More on perfectionism
You know I'm always interested in the difference between perfection and striving towards excellence. I came across this passage in a book I'm reading by an author and creative writing teacher which I thought was profound.
"Nothing perfect is interesting. Sometimes a student who is struggling to get work to me will say, 'My problem is that I'm a perfectionist.' I always answer, 'Oh, you don't like to fail in public, unlike the rest of my us?'
'No, no,' they say. 'The problem is I'm my own harshest critic.'
'If that were really true,' I will say, 'then you should have no trouble at all showing me your work.'
I'm a perfectionist. They say it apologetically and boastfully, a character flaw that speaks of high standards. Not I'm better than you, but I need to be better than you. Nobody ever modestly said they were a perfectionist." from A Long Game: Notes on Writing Fiction by Elizabeth McCracken (pp. 177-178)
What stopped me in my tracks was the idea that perfectionism isn't the need to do something perfectly, but really is the need to do something better than anyone else around. I don't know why I've never put those things together, but it makes so much sense. It also explains why I had negative feelings whenever someone humble brags about being a perfectionist. I knew it made me uncomfortable, but I could never put into words why that was.

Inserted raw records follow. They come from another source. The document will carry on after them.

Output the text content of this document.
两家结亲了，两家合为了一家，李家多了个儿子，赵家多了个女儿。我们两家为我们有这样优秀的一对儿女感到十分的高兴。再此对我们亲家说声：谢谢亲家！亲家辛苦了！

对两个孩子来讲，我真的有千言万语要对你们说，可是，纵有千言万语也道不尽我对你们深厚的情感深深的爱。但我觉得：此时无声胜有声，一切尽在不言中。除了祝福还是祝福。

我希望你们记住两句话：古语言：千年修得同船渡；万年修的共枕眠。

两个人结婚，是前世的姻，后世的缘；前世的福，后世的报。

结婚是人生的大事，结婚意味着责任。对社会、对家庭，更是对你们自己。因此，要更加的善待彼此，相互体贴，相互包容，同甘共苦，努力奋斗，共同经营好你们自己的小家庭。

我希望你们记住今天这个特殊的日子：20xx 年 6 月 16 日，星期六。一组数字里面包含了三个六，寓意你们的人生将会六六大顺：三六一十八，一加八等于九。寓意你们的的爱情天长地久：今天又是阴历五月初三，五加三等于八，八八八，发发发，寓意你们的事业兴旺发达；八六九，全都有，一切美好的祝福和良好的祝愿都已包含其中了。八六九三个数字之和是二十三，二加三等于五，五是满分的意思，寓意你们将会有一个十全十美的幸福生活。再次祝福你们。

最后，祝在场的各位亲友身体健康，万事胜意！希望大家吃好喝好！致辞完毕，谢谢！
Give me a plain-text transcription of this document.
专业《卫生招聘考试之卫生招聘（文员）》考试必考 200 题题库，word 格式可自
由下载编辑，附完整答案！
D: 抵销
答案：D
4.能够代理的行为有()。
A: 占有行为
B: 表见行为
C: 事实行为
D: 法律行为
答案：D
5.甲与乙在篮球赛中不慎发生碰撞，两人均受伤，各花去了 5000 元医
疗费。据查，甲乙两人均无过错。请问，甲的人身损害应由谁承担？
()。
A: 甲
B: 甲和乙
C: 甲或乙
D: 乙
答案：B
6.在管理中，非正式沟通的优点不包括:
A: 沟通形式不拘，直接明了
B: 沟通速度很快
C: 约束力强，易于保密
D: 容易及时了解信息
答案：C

Here is another major difference between perfectionism and striving for excellence. If perfectionism is really a way of saying you need to be better than anyone else, exposing a very brittle sense of self, then working to excell, you are trying to become better at what you are doing. This process involves critique, learning new things, asking for help, getting things wrong. Someone with this frame of mind isn't worried about others; more than one person can be excellent at something. Excellence isn't a limited commodity, perfectionism is.